Type Fixing

If this were true, than typescript wouldn't exist, because it offers no speed increases at all once it compiles. What people want from types is "code stability".

Your primary argument for this added syntax seems to be that you want to provide users with the ability to micro-optimize their code a little bit more - it seems to have nothing to do with usability. Is this correct?

This sounds like a hard thing to sell, as such a performance feature would be useless in most code, simply because the micro performance gain would be shadowed by other, more non-performant coding choices. I've written before over here about tons of different ways people can micro-optimize code today. A feature such as this "fixed" keyword should not be used, unless the user is also doing all sorts of other, unreadable tricks to micro-optimize their code, and such micro-optimization should only happen in small sections of code that actually need the performance gains (trying to squeeze every last nano-second out of your program will just cause you to write buggy code).
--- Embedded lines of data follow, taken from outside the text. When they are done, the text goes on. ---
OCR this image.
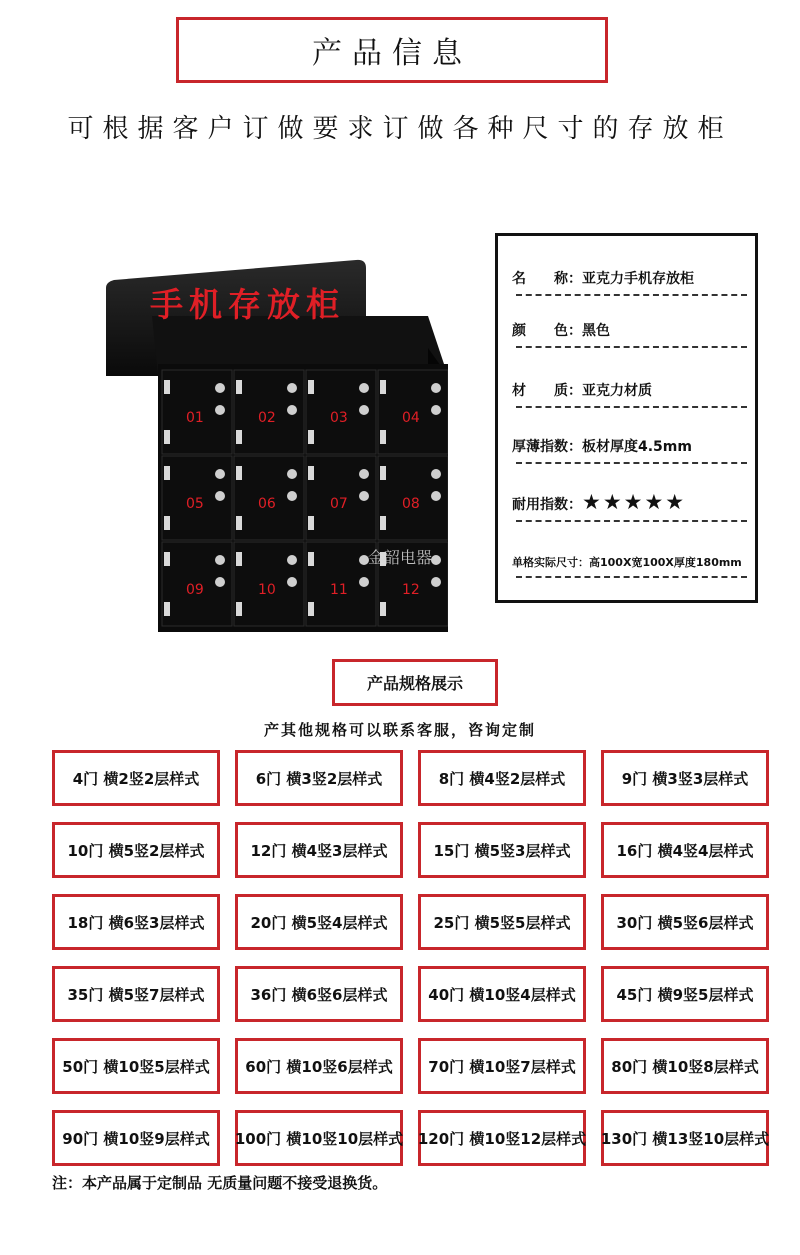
产品信息
可根据客户订做要求订做各种尺寸的存放柜
手机存放柜
01	02	03	04
05	06	07	08
09	10	11	12
金韶电器
名　　称：亚克力手机存放柜
颜　　色：黑色
材　　质：亚克力材质
厚薄指数：板材厚度4.5mm
耐用指数：★★★★★
单格实际尺寸：高100X宽100X厚度180mm
产品规格展示
产其他规格可以联系客服，咨询定制
4门 横2竖2层样式	6门 横3竖2层样式	8门 横4竖2层样式	9门 横3竖3层样式
10门 横5竖2层样式	12门 横4竖3层样式	15门 横5竖3层样式	16门 横4竖4层样式
18门 横6竖3层样式	20门 横5竖4层样式	25门 横5竖5层样式	30门 横5竖6层样式
35门 横5竖7层样式	36门 横6竖6层样式	40门 横10竖4层样式	45门 横9竖5层样式
50门 横10竖5层样式	60门 横10竖6层样式	70门 横10竖7层样式	80门 横10竖8层样式
90门 横10竖9层样式	100门 横10竖10层样式 120门 横10竖12层样式 130门 横13竖10层样式
注：本产品属于定制品 无质量问题不接受退换货。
And, if you're actually writing code that needs to be extremely efficient, then it might be better to encourage developers to choose a language like Rust for the performance-critical portions (and compile it to web-assembly), rather than providing little micro-optimization syntaxes such as "fixed".

If your argument for "fixed" was about usability/readability instead, then that's a whole different story. But, as you mentioned, we already have "const" which arguably does a better job on the usability side of things.